I am bewildered by the people who are organized 3-6 months in advance. I like the theory. I even try to practice it sometimes; but I can't ever find a starting point from which I am not already swamped with the immediate and urgent.
I wonder what the trick is.
If there is so much of a hint that you would think of taking your laptop on retreat I'll personally jump off my merry go round, drive up to the Welsh borders and steal it.
Kimberly, I don't know ayone who is organised 3-6 months in advance.
One thing I do try to do is work backward from important deadlines so they don't surprise me. Suppose I've been asked to write a piece of music to be performed on 8th January, and the singer will need it ideally by 1st January. I know it can take me a week to really feel settled with a text and a day or two to write a small work, so I schedule in a couple of days that are half a week before the deadline, then ask the singer to have the text to me a week before the first of those days... and if I really genuinely can't do that, I say no. (If I then don't get the text until later, meeting my deadline is not really my problem, though of course I will try to accommodate people if I possibly can.)
My main trouble is underestimating how much time it takes me to do the day in, day out stuff -- laundry and cleaning and writing in my journal and practising (though I have time goals for the latter, at least) and making meals, this nonsense of having to eat three times a day is just tedious... I'll look at a day that has two appointments in the morning and a rehearsal all evening and think I can spend the afternoon on a special project, when actually I need to spend that time just keeping everything else ticking over. Oops! Combine that with not always successfully planning my time for important deadlines (like the letting agent inspecting the house this morning) and I do lose whole days to emergency preparation.
Kathryn, someone gave me a Lent book yesterday, it's more sort of "daily prayer for people who aren't really used to it" but I will read it properly and let you know what I think.
We need to talk about website stuff, because it needs to be something that you can update but that can be passed to someone else when they are willing and have the time. There are, of course, ways to do this.
I don't know how much I can help with the Christian Copyright Licence stuff, though it's an area of interest for me. Someone on Twitter posted about it not too long ago and she might be a person to ask about how it's best done efficiently.
Marathons are run one step at a time.
On Lent books, you might consider this year's Mowbray one : Strangely Warmed by Andrew Rumsey, who happens to be my previous training incumbent. 40 short pieces on themes ranging from bric a brac to gnosticism, with endorsements form Ian Hislop and Tom Wright. It may not be one you would automatically be drawn to (huge assumptions in there) but it's worth a look.
Re. lent books, I wholeheartedly recommend 'The Road to Emmaus' by Helen Julian CSF and published by the Bible Reading Fellowship. It's from a few years ago, but I think still in print.

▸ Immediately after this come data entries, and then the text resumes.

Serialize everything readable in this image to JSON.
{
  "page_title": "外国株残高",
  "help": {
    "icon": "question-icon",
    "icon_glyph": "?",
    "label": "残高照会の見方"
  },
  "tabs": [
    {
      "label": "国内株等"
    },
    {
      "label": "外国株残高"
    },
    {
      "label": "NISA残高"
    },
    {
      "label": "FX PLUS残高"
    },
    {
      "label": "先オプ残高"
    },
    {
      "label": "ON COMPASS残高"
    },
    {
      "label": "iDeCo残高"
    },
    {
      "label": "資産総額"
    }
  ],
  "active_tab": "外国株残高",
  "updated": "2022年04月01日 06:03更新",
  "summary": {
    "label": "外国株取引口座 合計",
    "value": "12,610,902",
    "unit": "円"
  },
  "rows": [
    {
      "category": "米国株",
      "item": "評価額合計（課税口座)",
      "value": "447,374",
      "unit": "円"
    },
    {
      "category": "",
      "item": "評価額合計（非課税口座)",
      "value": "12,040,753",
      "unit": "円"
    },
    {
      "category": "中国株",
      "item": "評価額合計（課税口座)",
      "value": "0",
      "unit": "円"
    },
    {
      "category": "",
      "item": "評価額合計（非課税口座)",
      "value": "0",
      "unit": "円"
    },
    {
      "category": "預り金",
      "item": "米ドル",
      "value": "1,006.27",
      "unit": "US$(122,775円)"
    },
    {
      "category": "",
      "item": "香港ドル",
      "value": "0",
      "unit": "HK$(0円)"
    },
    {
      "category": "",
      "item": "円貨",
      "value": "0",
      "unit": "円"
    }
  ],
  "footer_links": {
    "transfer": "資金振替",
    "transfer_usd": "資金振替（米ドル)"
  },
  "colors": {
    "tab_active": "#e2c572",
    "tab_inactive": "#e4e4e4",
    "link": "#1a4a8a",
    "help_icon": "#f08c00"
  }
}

There is a short bible passage for each day of lent and the Easter weekend, plus reflections tying in the lenten journey with some English Mystics (one for each week of lent) - Julian of Norwich, Aelred of Riveaux, Thomas Traherne etc.
Good luck with the to-do list, and I hope you have a restful and refreshing retreat when it comes.
Good grief! I just read that list before going to bed and I got nervous.
I think I'm younger than you (nearly 44) and I've been doing this for over 10 years but I'm in complete awe at that list...wish I could just think of a list like that- let alone do it.
Hope you have a great retreat- give yourself a pat on the back; I know it may not feel like it but you are already tremendously competent!
Kathryn -- about Presentation in the Temple -- Robertson Davies included a wonderful epiphany-season sermon in his novel "A Mixture of Frailties" -- about hos God sends us just the signal that we need to "get it" -- with nothing over. The shepherds needed pyrotechnics and the Mormon Tabernacle Choir...the Magi got a heavenly light in the midst of their intense, concentrated study...and Simeon and Anna got a little nudge in the heart and that was all they needed. Does it please?